TROISIÈME PARTIE
LA CHÈVRE ET LA CROIX : DIFFICILE APPROPRIATION DU CHRISTIANISME PAR LES DING ORIENTAUX

« Il est pénible de s'entendre dire par des savants étrangers que, dans le passé, l'ingénuité de vos aïeux était si limitée par la « tradition culturelle » que les gens étaient condamnés à se répéter continuellement et à rester enlisés dans la même ornière depuis les temps immémoriaux. Cette vue découle simplement d'une grossière incompréhension. Et s'entendre dire par autrui que, par manque de sources écrites, aucune trace de votre passé ne peut être récupérée n'est pas une consolation; comme si des traces vivantes de ce passé ne faisaient pas partie intégrante de la vie quotidienne! »
Jan VANSINA, Sur les sentiers...]

Il est impossible de comprendre les différentes réactions des populations autochtones, si on ne se réfère pas à leur façon de voir le monde, à leur manière de vivre et d’affronter l’histoire. Cette vision du monde a été façonnée pendant des millénaires dans un environnement physique, démographique et économique qui a généré un système social, une organisation politique et un corps de croyances religieuses. Nous avons indiqué dans le chapitre précédent qu’une lecture attentive des écrits de Jésuites montrait que la plupart des textes comportaient deux strates. D’une part, une description plus ou moins « objective » des phénomènes observés et d’autre part, les commentaires postérieurs du savant. Cette observation vaut pour un grand nombre des sources de l’époque coloniale. Si, jusque-là, nous nous sommes risqué à décrire ce que les missionnaires et les autres coloniaux ont vu, entendu et fait, dans les deux chapitres qui suivent, nous tenterons d’examiner ce qu’était,« en réalité », cette société des Ding orientaux sur laquelle les « occidentaux » ont porté leur regard.
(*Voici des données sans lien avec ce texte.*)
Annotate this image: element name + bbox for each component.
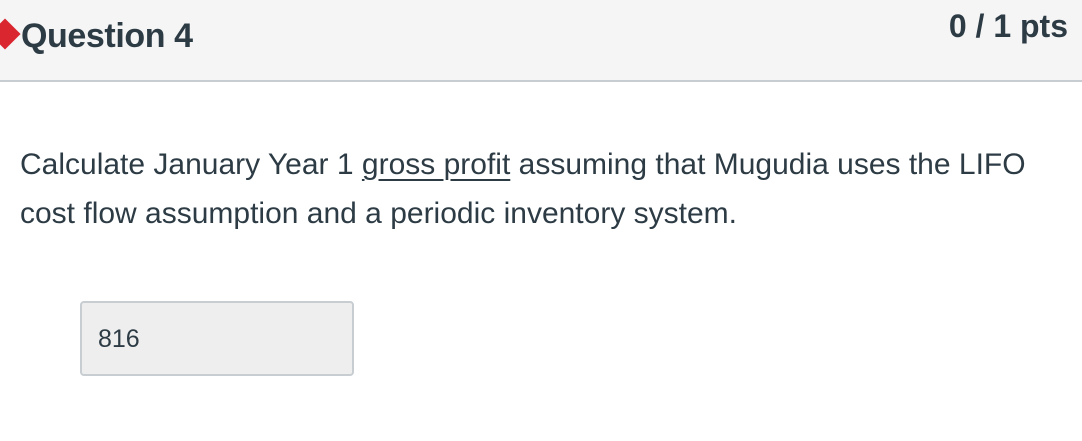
incorrect-answer-marker <box>0 18 21 50</box>
question-text: Calculate January Year 1 gross profit as… <box>20 140 1070 238</box>
gross-profit-link[interactable]: gross profit <box>362 148 510 181</box>
question-text-before-link: Calculate January Year 1 <box>20 148 362 181</box>
question-points: 0 / 1 pts <box>948 8 1068 44</box>
answer-value: 816 <box>98 325 140 353</box>
question-title: Question 4 <box>21 17 193 55</box>
answer-field: 816 <box>80 301 354 376</box>
question-header: Question 4 0 / 1 pts <box>0 0 1082 82</box>
question-card: Question 4 0 / 1 pts Calculate January Y… <box>0 0 1082 441</box>
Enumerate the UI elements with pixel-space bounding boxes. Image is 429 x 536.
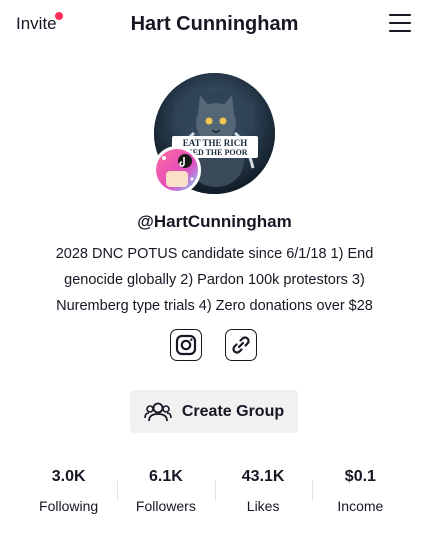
menu-button[interactable] — [389, 14, 411, 34]
link-button[interactable] — [225, 329, 257, 361]
create-group-label: Create Group — [181, 402, 285, 420]
hamburger-icon — [389, 14, 411, 16]
stat-likes[interactable]: 43.1K Likes — [214, 462, 312, 522]
stat-label: Likes — [246, 498, 280, 514]
tiktok-badge — [153, 146, 201, 194]
link-icon — [232, 336, 250, 354]
stat-value: 3.0K — [51, 468, 86, 485]
username-handle: @HartCunningham — [137, 212, 292, 231]
instagram-button[interactable] — [170, 329, 202, 361]
tiktok-icon — [156, 149, 198, 191]
stat-value: 6.1K — [148, 468, 183, 485]
instagram-icon — [175, 334, 197, 356]
group-icon — [144, 402, 172, 421]
top-bar: Invite Hart Cunningham — [0, 0, 429, 50]
create-group-button[interactable]: Create Group — [130, 390, 298, 433]
page-title: Hart Cunningham — [130, 13, 299, 35]
stat-label: Following — [39, 498, 99, 514]
stat-label: Income — [337, 498, 384, 514]
stat-label: Followers — [135, 498, 196, 514]
profile-bio: 2028 DNC POTUS candidate since 6/1/18 1)… — [55, 246, 374, 314]
stat-followers[interactable]: 6.1K Followers — [117, 462, 214, 522]
stat-value: $0.1 — [344, 468, 376, 485]
profile-stats: 3.0K Following 6.1K Followers 43.1K Like… — [20, 462, 409, 522]
svg-text:EAT THE RICH: EAT THE RICH — [183, 138, 248, 148]
stat-following[interactable]: 3.0K Following — [20, 462, 117, 522]
stat-value: 43.1K — [241, 468, 285, 485]
stat-income[interactable]: $0.1 Income — [311, 462, 409, 522]
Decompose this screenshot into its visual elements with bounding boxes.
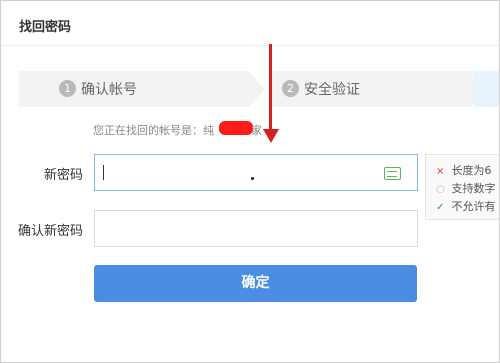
rule-text: 长度为6: [451, 164, 492, 177]
rule-disallow: ✓ 不允许有: [436, 198, 496, 214]
panel-header: 找回密码: [1, 1, 499, 46]
step-1-chevron: [249, 71, 265, 107]
step-3: [474, 71, 499, 107]
redaction-mark: [219, 121, 253, 135]
password-rules-tooltip: × 长度为6 ○ 支持数字 ✓ 不允许有: [425, 154, 499, 220]
step-2-label: 安全验证: [304, 82, 360, 98]
step-1-label: 确认帐号: [81, 82, 137, 98]
account-hint-suffix: 家: [251, 124, 262, 137]
confirm-password-input[interactable]: [94, 210, 418, 247]
confirm-button[interactable]: 确定: [94, 265, 417, 302]
rule-chars: ○ 支持数字: [436, 180, 496, 196]
rule-text: 不允许有: [451, 200, 496, 213]
step-2: [271, 71, 471, 107]
rule-length: × 长度为6: [436, 162, 492, 178]
rule-text: 支持数字: [451, 182, 496, 195]
text-caret: [103, 165, 104, 180]
cross-icon: ×: [436, 166, 445, 177]
circle-icon: ○: [436, 184, 445, 195]
new-password-input[interactable]: [94, 154, 418, 191]
annotation-arrow-shaft: [269, 44, 272, 132]
find-password-panel: 找回密码 1 确认帐号 2 安全验证 您正在找回的帐号是：纯 家 新密码 确认新…: [0, 0, 500, 363]
step-2-number: 2: [282, 80, 299, 97]
keyboard-icon[interactable]: [384, 167, 401, 180]
step-progress-bar: 1 确认帐号 2 安全验证: [19, 71, 499, 107]
step-1-number: 1: [59, 80, 76, 97]
page-title: 找回密码: [19, 20, 72, 35]
account-hint: 您正在找回的帐号是：纯: [93, 124, 214, 137]
confirm-password-label: 确认新密码: [17, 224, 83, 239]
new-password-label: 新密码: [43, 168, 83, 183]
cursor-dot: [251, 177, 254, 180]
annotation-arrow-icon: [263, 129, 279, 143]
check-icon: ✓: [436, 202, 445, 213]
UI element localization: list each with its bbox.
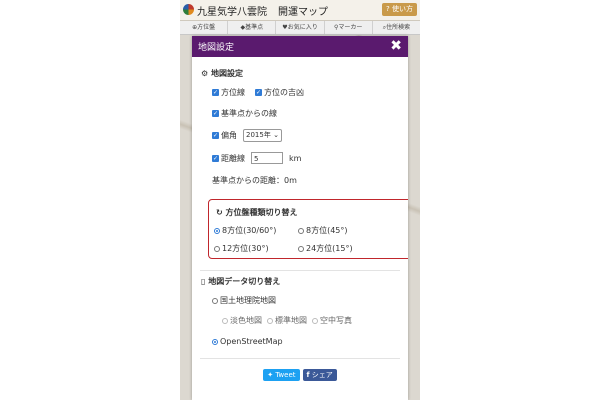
map-settings-modal: 地図設定 ✖ ⚙ 地図設定 ✓ 方位線 ✓ 方位の吉凶 ✓ 基準点からの線 ✓ … <box>192 36 408 400</box>
modal-header: 地図設定 ✖ <box>192 36 408 57</box>
option-label: 8方位(45°) <box>306 226 348 235</box>
compass-option-24-15[interactable]: 24方位(15°) <box>298 243 353 254</box>
help-button[interactable]: ? 使い方 <box>382 3 417 16</box>
chevron-down-icon: ⌄ <box>273 131 279 139</box>
brand-name: 九星気学八雲院 <box>197 7 267 18</box>
nav-base-point[interactable]: ◆基準点 <box>228 21 277 34</box>
direction-lines-row: ✓ 方位線 ✓ 方位の吉凶 <box>212 87 304 98</box>
declination-row: ✓ 偏角 2015年 ⌄ <box>212 129 282 142</box>
map-settings-heading: ⚙ 地図設定 <box>201 68 243 79</box>
nav-label: 住所検索 <box>386 24 411 31</box>
radio-standard-map[interactable] <box>267 317 273 324</box>
nav-label: お気に入り <box>287 24 318 31</box>
distance-input[interactable]: 5 <box>251 152 283 164</box>
aerial-photo-label: 空中写真 <box>320 316 352 325</box>
radio-8-45[interactable] <box>298 227 304 234</box>
direction-fortune-label: 方位の吉凶 <box>264 88 304 97</box>
direction-lines-checkbox[interactable]: ✓ <box>212 89 219 96</box>
nav-label: マーカー <box>338 24 363 31</box>
compass-option-8-45[interactable]: 8方位(45°) <box>298 225 348 236</box>
direction-fortune-checkbox[interactable]: ✓ <box>255 89 262 96</box>
nav-bar: ⊕方位盤 ◆基準点 ♥お気に入り ⚲マーカー ⌕住所検索 <box>180 21 420 35</box>
distance-from-base-text: 基準点からの距離：0m <box>212 176 297 185</box>
share-row: ✦ Tweet f シェア <box>192 369 408 381</box>
refresh-icon: ↻ <box>216 208 223 217</box>
map-icon: ▯ <box>201 277 206 286</box>
facebook-label: シェア <box>311 371 333 379</box>
compass-option-12-30[interactable]: 12方位(30°) <box>214 243 269 254</box>
app-header: 九星気学八雲院 開運マップ ? 使い方 <box>180 0 420 21</box>
osm-label: OpenStreetMap <box>220 337 283 346</box>
tweet-button[interactable]: ✦ Tweet <box>263 369 300 381</box>
distance-lines-row: ✓ 距離線 5 km <box>212 152 301 164</box>
divider <box>200 270 400 271</box>
distance-lines-checkbox[interactable]: ✓ <box>212 154 219 162</box>
close-icon[interactable]: ✖ <box>390 37 402 55</box>
radio-aerial-photo[interactable] <box>312 317 318 324</box>
nav-marker[interactable]: ⚲マーカー <box>325 21 373 34</box>
standard-map-label: 標準地図 <box>275 316 307 325</box>
nav-favorites[interactable]: ♥お気に入り <box>276 21 325 34</box>
help-label: 使い方 <box>392 5 413 13</box>
gsi-map-option[interactable]: 国土地理院地図 <box>212 295 276 306</box>
distance-unit: km <box>289 153 302 163</box>
section-title-text: 地図設定 <box>210 69 243 78</box>
declination-checkbox[interactable]: ✓ <box>212 132 219 139</box>
option-label: 24方位(15°) <box>306 244 353 253</box>
radio-gsi[interactable] <box>212 297 218 304</box>
modal-title: 地図設定 <box>198 43 235 53</box>
compass-option-8-30[interactable]: 8方位(30/60°) <box>214 225 276 236</box>
nav-address-search[interactable]: ⌕住所検索 <box>373 21 420 34</box>
compass-type-heading: ↻ 方位盤種類切り替え <box>216 207 298 218</box>
map-data-heading: ▯ 地図データ切り替え <box>201 276 280 287</box>
option-label: 8方位(30/60°) <box>222 226 277 235</box>
radio-8-30[interactable] <box>214 227 220 234</box>
gear-icon: ⚙ <box>201 69 209 78</box>
radio-pale-map[interactable] <box>222 317 228 324</box>
option-label: 12方位(30°) <box>222 244 269 253</box>
gsi-sub-options: 淡色地図 標準地図 空中写真 <box>222 315 352 326</box>
gsi-label: 国土地理院地図 <box>220 296 276 305</box>
section-title-text: 方位盤種類切り替え <box>225 208 298 217</box>
twitter-bird-icon: ✦ <box>267 371 274 379</box>
radio-24-15[interactable] <box>298 245 304 252</box>
osm-option[interactable]: OpenStreetMap <box>212 337 283 346</box>
question-icon: ? <box>386 5 390 13</box>
tweet-label: Tweet <box>275 371 296 379</box>
app-title: 開運マップ <box>278 7 328 18</box>
base-lines-row: ✓ 基準点からの線 <box>212 108 277 119</box>
kyusei-logo-icon <box>183 4 194 15</box>
radio-12-30[interactable] <box>214 245 220 252</box>
declination-label: 偏角 <box>221 131 237 140</box>
section-title-text: 地図データ切り替え <box>208 277 281 286</box>
declination-selected: 2015年 <box>246 131 271 139</box>
distance-from-base: 基準点からの距離：0m <box>212 175 297 186</box>
direction-lines-label: 方位線 <box>221 88 245 97</box>
phone-viewport: 九星気学八雲院 開運マップ ? 使い方 ⊕方位盤 ◆基準点 ♥お気に入り ⚲マー… <box>180 0 420 400</box>
pale-map-label: 淡色地図 <box>230 316 262 325</box>
facebook-share-button[interactable]: f シェア <box>302 369 337 381</box>
facebook-icon: f <box>306 371 310 379</box>
nav-label: 方位盤 <box>197 24 216 31</box>
base-lines-label: 基準点からの線 <box>221 109 277 118</box>
distance-lines-label: 距離線 <box>221 153 245 163</box>
divider <box>200 358 400 359</box>
radio-osm[interactable] <box>212 338 218 345</box>
base-lines-checkbox[interactable]: ✓ <box>212 110 219 117</box>
nav-compass[interactable]: ⊕方位盤 <box>180 21 229 34</box>
declination-select[interactable]: 2015年 ⌄ <box>243 129 282 142</box>
nav-label: 基準点 <box>245 24 264 31</box>
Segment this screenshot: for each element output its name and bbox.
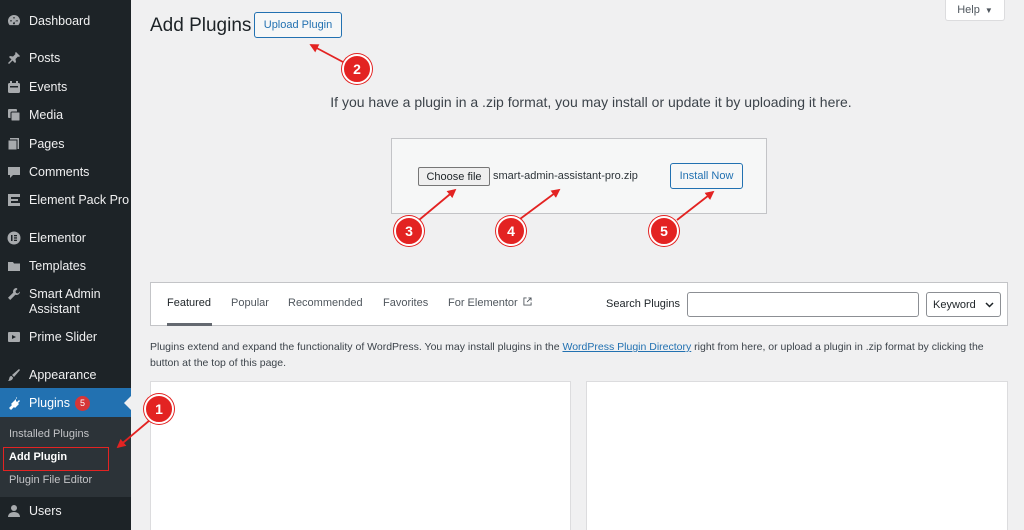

Nous essayerons donc de reconstituer ce qu’a été la société des Ding orientaux avant la colonisation et l’implantation missionnaire. Cette restitution est possible en confrontant les observations, déjà évoquées, des voyageurs européens, des coloniaux et des missionnaires (scheutistes et jésuites) avec les traditions orales collectées depuis quelques décennies et les études anthropologiques menées par les chercheurs étrangers ou autochtones jusque vers les année 1980.